Geschichte

Eine kurze Geschichte der Industrie führt uns zurück in die 1980er Jahre, als der PC sich etablierte und frühe, von Anwaltskanzleien entwickelte Fristenüberwachungssysteme dazu verwendet wurden, die Berechnung von Fristen und Gebühren zu automatisieren.

Client-Server-Lösungen, die es Teams erlaubten, ihre Akten in einer gemeinsamen Datenbank zu verwalten, wurden in den 1990ern alltäglich und die Programme zur Fristenüberwachung entwickelten sich zu umfassenden Praxisverwaltungssystemen für Kanzleien.

In der Mitte der 2000er Jahre sahen wir die ersten kommerziellen Browser-basierten Lösungen – ausgerichtet auf die Unternehmenswelt, geeignet für große, globale Teams und mit dem Fokus auf Geschäftsanforderungen statt nur auf der Automatisierung von Formalitäten und der Vorgangsverwaltung. Sie ermöglichten durchgängige Prozesse, erleichterten die Zusammenarbeit und die Entscheidungsfindung, und lieferten Geschäftseinblicke durch Analysen.

Das Problem bei dieser ersten Generation von IP-Managementsystemen für Unternehmen war, dass sie nicht sehr benutzerfreundlich sowie teuer in der Implementierung und kompliziert in der Instandhaltung waren. Noch schlimmer war, dass sie eine umfassende Unterstützung durch Ihre IT-Abteilung benötigten, was bei Problemen zu einer unheilvollen Dynamik zwischen Ihrer IT-Abteilung und dem Softwareanbieter führen kann.

Zur gleichen Zeit kamen die ersten SaaS (Software-as-a-Service) Lösungen auf den Markt. Obwohl sie die alten IT-Leiden linderten, waren ihr Leistungsumfang und ihre Flexibilität, verglichen mit den Unternehmenslösungen, stark eingeschränkt.

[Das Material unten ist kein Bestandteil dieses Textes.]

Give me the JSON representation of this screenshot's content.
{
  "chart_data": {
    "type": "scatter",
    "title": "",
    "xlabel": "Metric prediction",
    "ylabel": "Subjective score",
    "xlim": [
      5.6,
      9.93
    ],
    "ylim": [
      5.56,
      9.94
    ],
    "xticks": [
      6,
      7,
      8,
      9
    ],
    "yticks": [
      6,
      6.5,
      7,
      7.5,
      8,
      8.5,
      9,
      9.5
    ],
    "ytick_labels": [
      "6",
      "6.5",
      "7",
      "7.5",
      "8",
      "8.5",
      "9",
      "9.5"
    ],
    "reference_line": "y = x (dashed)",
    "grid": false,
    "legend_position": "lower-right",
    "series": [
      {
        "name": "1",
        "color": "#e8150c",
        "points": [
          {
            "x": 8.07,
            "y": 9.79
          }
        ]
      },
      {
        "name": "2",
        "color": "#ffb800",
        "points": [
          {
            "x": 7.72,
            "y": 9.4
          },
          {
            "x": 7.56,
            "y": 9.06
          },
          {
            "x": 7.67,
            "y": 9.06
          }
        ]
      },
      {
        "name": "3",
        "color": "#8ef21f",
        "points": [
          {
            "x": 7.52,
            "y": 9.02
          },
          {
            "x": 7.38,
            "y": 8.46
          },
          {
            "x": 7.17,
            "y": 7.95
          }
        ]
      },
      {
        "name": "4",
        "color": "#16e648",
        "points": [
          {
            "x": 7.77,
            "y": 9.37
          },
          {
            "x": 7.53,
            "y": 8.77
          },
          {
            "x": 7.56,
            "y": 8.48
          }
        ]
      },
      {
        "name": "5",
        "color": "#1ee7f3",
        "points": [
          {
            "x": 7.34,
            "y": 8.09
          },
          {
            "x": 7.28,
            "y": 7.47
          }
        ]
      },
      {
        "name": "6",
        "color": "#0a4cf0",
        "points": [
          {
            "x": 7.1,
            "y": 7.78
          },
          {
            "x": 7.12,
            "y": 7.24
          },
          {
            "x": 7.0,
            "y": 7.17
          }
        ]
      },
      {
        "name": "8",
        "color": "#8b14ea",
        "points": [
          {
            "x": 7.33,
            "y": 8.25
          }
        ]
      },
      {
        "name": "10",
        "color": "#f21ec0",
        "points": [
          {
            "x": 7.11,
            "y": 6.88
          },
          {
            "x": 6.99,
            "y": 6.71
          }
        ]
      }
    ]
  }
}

Technologie der nächsten Generation

Betreten Sie die 2010er Jahre und das Zeitalter der Cloud, mobiler und sozialer Software, angetrieben von Salesforce.com mit seiner preisgekrönten Force.com Plattform.

Auf Force.com hat jeder Kunde seine eigene, völlig abgetrennte und private, virtuelle Instanz, in der sich seine Daten und seine individuelle Konfiguration befinden. Wir können solch eine Instanz buchstäblich mit nur einem Klick einrichten, statt viele Tage mit der Installation und Konfiguration von Servern und Software-Komponenten zu verbringen, wie es im traditionellen Modell selbst bei Auslagerung des Serverhostings nötig war.

Diese virtuellen Instanzen lassen sich mühelos von einem einzelnen Benutzer mit ein paar dutzend Patenten zu tausenden Benutzern mit hunderttausenden Datensätzen hochskalieren. Langsame Software, volle Festplatten und teure Serveraustauschprojekte sind eine Sache der Vergangenheit. IPfolio wächst elastisch mit Ihren Anforderungen.

Zusätzlich zu den Vorteilen der Sicherheit und Skalierbarkeit der Force.com-Plattform enthält diese eine ganze Reihe an generellen Funktionen für Geschäftsanwendungen, wie eine Workflow-Engine, ein fein abstimmbares System von Zugriffsrechten, eine Volltextsuche durch alle Unterlagen und Dokumente, konfigurierbare Bildschirmlayouts, und einen Drag-and-Drop-Editor zur Erstellung aussagekräftiger Berichte und Dashboards.

Da die Plattform bereits die für Business-Anwendungen typischen Kernfunktionen beinhaltet, kann das Entwicklungsteam bei IPfolio sich gänzlich auf das Lösen IP-bezogener Businessprobleme konzentrieren, statt das Rad noch einmal zu erfinden. Diese Kernfunktionen haben außerdem eine viel höhere Qualität, als sie ein Nischenanbieter für IP-Managementsoftware jemals bieten könnte, denn sie werden von Millionen von Nutzern in Tausenden von Firmen für alle Arten von Unternehmensanwendungen verwendet.

Wir haben noch andere Geheimnisse, aber der Grund Nr. 1 für unseren Erfolg ist die Partnerschaft mit Salesforce.com. Sie ist für uns, wie auf den Schultern eines Riesen zu stehen und der Schlüssel dazu, ein außergewöhnliches Produkt zu einem sehr konkurrenzfähigen Preis anzubieten.